Lecture d’une fiche FAST

DESCRIPTION DE L’ACTIVITÉ : Ce paragraphe rassemble les informations nécessaires à la compréhension des exigences, des nuisances et des risques d’accident de travail ou de pathologie professionnelle spécifiques à la situation de travail.

EXIGENCES ET NUISANCES : Les exigences et les nuisances sont divisées chacune en 4 rubriques. Les exigences ou les nuisances placées entre parenthèses sont occasionnelles. En l’absence de parenthèses, les exigences / nuisances sont considérées comme habituelles.
Lorsqu’un tableau de maladie professionnelle du régime général répare la pathologie causée par la nuisance, le numéro de ce tableau est indiqué entre crochets. Exemple : Silice[25-25b]

ACCIDENTS DU TRAVAIL : Les AT graves et les AT les plus fréquents spécifiques à la situation de travail sont précisés, sans parenthèses s’ils sont habituels, entre parenthèses si le risque est occasionnel.
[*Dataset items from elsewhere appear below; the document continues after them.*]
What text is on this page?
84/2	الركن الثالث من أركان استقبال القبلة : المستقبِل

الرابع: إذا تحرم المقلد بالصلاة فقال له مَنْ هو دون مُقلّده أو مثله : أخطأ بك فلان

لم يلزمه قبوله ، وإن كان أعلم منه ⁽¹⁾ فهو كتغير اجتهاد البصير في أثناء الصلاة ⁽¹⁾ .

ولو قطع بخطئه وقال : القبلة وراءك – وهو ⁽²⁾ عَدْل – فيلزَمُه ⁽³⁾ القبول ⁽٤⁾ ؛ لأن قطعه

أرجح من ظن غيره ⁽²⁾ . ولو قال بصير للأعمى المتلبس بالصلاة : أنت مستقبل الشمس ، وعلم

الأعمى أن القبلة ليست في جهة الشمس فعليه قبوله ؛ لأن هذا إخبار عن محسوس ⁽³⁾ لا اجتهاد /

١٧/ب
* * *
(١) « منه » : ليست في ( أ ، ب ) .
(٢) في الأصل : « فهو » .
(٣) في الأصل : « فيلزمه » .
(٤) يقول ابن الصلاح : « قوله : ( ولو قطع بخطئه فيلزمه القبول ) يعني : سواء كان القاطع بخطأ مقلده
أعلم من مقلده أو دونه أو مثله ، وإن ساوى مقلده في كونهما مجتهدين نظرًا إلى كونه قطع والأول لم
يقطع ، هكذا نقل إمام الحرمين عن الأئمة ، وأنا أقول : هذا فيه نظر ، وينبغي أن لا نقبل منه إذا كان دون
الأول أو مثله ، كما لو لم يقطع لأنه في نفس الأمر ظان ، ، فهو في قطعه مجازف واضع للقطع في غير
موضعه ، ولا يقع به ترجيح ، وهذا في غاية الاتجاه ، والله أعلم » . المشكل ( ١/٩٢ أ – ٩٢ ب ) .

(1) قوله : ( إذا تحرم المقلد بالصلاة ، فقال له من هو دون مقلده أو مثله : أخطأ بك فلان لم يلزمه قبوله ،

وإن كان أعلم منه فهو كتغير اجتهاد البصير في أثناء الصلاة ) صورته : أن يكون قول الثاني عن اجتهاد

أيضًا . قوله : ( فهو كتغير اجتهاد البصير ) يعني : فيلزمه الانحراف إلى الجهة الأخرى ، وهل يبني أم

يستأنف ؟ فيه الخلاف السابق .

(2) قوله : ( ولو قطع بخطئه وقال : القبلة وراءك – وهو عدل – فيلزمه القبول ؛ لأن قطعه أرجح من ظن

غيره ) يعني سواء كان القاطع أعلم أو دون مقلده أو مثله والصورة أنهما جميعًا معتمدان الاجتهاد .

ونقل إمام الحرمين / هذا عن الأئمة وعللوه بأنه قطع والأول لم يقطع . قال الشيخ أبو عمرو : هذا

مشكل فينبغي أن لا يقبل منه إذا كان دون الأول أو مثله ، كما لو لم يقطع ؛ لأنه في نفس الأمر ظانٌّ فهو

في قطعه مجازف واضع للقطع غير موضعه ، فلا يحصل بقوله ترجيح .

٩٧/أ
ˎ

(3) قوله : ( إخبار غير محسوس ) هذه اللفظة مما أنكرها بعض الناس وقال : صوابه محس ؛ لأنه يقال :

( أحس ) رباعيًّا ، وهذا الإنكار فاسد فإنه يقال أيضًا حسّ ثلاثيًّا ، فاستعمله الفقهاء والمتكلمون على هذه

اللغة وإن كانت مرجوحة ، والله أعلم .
PATHOLOGIE PROFESSIONNELLE : Les maladies maladies professionnelles, désignées par leurs numéros, sont placées entre parenthèses si elles représentent un risque occasionnel. En l’absence de parenthèses, le risque de maladie est habituel. Lorsqu’une maladie fait l’objet d’un tableau de maladie professionnelle (M.P.), le numéro de ce tableau dans le régime général de sécurité sociale (R.G.S.S) est indiqué.
Exemples :
– Silicose[25] signifie “risque habituel de silicose ; tableau de maladie professionnelle N° 25 ”
– (Leptospirose)[19] signifie “risque occasionnel de leptospirose ; tableau de maladie professionnelle N° 19.

Lorsqu’une pathologie n’est pas mentionnée dans un tableau de M.P. mais peut être rattachée à un risque mentionné dans un tableau de M.P existant, le numéro de ce tableau précédé d’une flèche est précisé.
Exemple :
Intoxication [72] signifie que le syndrome associant céphalées, nausées, vomissements, tachycardie, hypotension lors de l’emploi d’explosifs peut-être rattachable au risque mentionné au tableau de M.P. N° 72 dans le R.G.S.S.

Les risques de maladie à composante professionnelle (surmenage par exemple) sont également mentionnés lorsqu’ils sont habituels pour la situation de travail décrite.

SURVEILLANCE MEDICOPROFESSIONNELLE : Elle comprend :

  • Les axes du suivi par le médecin du travail.
  • Les motifs de SMR spécifiques à la situation de travail qui sont précisés (sans parenthèses s’ils sont habituels, entre parenthèses s’ils sont occasionnels).
  • Les visites médicales et les examens complémentaires obligatoires dans le cadre de ces SMR sont rappelés.

Des visites médicales et des examens complémentaires non obligatoires peuvent être conseillés pour répondre aux exigences et aux nuisances de la situation de travail (par exemple : visite d’embauche avant affectation au poste de chauffeur poids lourd ; contrôle annuel du champ visuel et de la vision du relief chez le grutier).
Les vaccinations obligatoires ou conseillées pour certains travaux (intervention au contact d’eaux usées par exemple) sont rappelées dans les fiches concernées.
En cas d’exposition antérieure documentée à des agents ou procédés cancérogènes, un suivi post exposition (SPE) est proposé si le salarié est toujours en poste. Si le salarié cesse ses activités, il s’agit d’un suivi post professionnel (SPP).

ACTIONS PREVENTIVES : Les principales actions visant à prévenir les risques d’AT, à réduire les exigences et les nuisances d’une situation de travail donnée, sont classées en 3 rubriques :
– Mesures organisationnelles
– Mesures techniques
– Mesures humaines
A côté de ces actions préventives, présentées de façon synthétique dans chacune des fiches, on trouvera en complément un guide complet de ces actions.

LEXIQUE : Un lexique est accessible depuis l’entête et le pied de chaque fiche, comportant également la signification des abréviations utilisées.